The latter approach would therefore allocate space for two characters, then for 4, then 8 and so on.

This package has a slightly different strategy. Remember that we only start allocating memory past the size of small strings, so we will for instance first allocate 24 bytes. When more memory is needed, we multiply this size by 1.5, which some researchers have found to be a good comprise between waste of memory and number of allocations. For very large strings, we always allocate multiples of the memory page size (4096 bytes), since this is what the system will make available anyway. So we will basically allocate the following: 24, 36, 54, 82, 122,…

An additional constraint is that we only ever allocate even number of bytes. This is called the capacity of the string. In the layout of the big string, as shown above, we store half that capacity, which saves one bit that we use for the flag.

5.7. Substrings

One other optimization performed by this package (which is not done for unbounded strings or various C++ implementations) is to optimize substrings when also using copy-on-write.

We simply store the index of the first character of the string within the shared buffer, instead of always starting at the first.

From the user’s point of view, this is an implementation detail. Strings are always indexed from 1, and internally we convert to an actual position in the buffer. This means that if we need to reallocate the buffer, for instance when the string is modified, we transparently change the index of the first character, but the indexes the user was using are still valid.

This results in very significant savings, as shown below in the timings for Trim for instance. Also, we can do an operation like splitting a string very efficiently.

For instance, the following code doesn’t allocate any memory, beside setting the initial value of the string.

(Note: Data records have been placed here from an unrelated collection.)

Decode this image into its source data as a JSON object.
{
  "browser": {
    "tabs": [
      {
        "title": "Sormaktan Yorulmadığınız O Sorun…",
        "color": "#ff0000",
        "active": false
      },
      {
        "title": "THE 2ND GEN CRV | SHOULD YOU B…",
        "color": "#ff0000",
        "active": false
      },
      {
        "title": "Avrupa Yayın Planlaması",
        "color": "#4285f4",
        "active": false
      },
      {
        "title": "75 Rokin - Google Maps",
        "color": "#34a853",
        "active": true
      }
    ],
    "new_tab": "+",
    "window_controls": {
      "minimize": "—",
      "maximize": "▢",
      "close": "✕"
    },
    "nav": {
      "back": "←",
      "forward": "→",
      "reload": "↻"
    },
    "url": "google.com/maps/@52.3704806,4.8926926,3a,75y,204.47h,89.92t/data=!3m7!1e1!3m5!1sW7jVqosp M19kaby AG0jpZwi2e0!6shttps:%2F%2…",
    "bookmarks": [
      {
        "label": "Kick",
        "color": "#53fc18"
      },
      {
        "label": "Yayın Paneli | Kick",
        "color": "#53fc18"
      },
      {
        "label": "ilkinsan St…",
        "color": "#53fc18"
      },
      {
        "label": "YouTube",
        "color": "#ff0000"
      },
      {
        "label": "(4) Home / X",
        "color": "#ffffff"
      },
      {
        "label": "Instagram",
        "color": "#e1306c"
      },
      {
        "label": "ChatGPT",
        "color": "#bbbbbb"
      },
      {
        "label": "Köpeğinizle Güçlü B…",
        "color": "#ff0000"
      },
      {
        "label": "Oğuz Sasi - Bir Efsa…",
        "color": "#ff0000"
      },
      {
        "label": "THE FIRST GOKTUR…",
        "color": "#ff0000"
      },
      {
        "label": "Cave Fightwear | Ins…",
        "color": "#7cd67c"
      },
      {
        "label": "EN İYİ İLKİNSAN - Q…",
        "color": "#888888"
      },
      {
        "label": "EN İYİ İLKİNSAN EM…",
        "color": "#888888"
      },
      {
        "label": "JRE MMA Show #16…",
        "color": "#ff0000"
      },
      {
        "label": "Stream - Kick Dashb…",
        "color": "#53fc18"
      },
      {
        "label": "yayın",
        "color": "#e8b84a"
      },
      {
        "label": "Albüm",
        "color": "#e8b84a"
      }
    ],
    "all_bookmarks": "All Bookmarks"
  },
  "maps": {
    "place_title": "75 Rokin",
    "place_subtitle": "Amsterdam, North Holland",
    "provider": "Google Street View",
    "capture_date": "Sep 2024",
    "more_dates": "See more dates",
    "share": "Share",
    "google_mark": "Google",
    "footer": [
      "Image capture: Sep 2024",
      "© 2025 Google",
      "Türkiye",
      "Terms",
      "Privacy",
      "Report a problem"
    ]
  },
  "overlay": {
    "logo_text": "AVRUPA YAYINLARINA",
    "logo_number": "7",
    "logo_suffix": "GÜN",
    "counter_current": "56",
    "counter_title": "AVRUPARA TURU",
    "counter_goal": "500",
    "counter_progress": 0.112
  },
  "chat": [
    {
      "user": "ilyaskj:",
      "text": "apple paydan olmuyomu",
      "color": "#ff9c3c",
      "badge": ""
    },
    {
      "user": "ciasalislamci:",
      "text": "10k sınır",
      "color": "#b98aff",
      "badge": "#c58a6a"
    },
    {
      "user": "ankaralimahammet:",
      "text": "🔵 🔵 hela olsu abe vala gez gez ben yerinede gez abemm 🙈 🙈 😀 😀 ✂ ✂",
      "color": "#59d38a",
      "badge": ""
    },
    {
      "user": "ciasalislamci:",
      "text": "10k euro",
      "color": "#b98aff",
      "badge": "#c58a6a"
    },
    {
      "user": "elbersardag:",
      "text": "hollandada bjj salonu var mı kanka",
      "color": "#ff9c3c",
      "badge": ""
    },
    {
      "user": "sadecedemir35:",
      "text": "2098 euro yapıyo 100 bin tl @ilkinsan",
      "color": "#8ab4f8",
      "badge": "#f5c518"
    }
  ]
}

It parses a file containing some “key=value” lines, with optional spaces, and possibly empty lines:

declare
   S, Key, Value : XString;
   L             : XString_Array (1 .. 2);
   Last          : Natural;
begin
   S.Set (".......");

   --  Get each line
   for Line in S.Split (ASCII.LF) loop

      --  Split into at most two substrings
      Line.Split ('=', Into => L, Last => Last);

      if Last = 2 then
         Key := L (1);
         Key.Trim;    --  Removing leading and trailing spaces

         Value := L (2);
         Value.Trim;

      end if;
   end loop;
end;

5.8. API

This package provides a very extensive set of API that apply to XString, please check the spec in gnatcoll-strings_impl.ads for a fully documented list.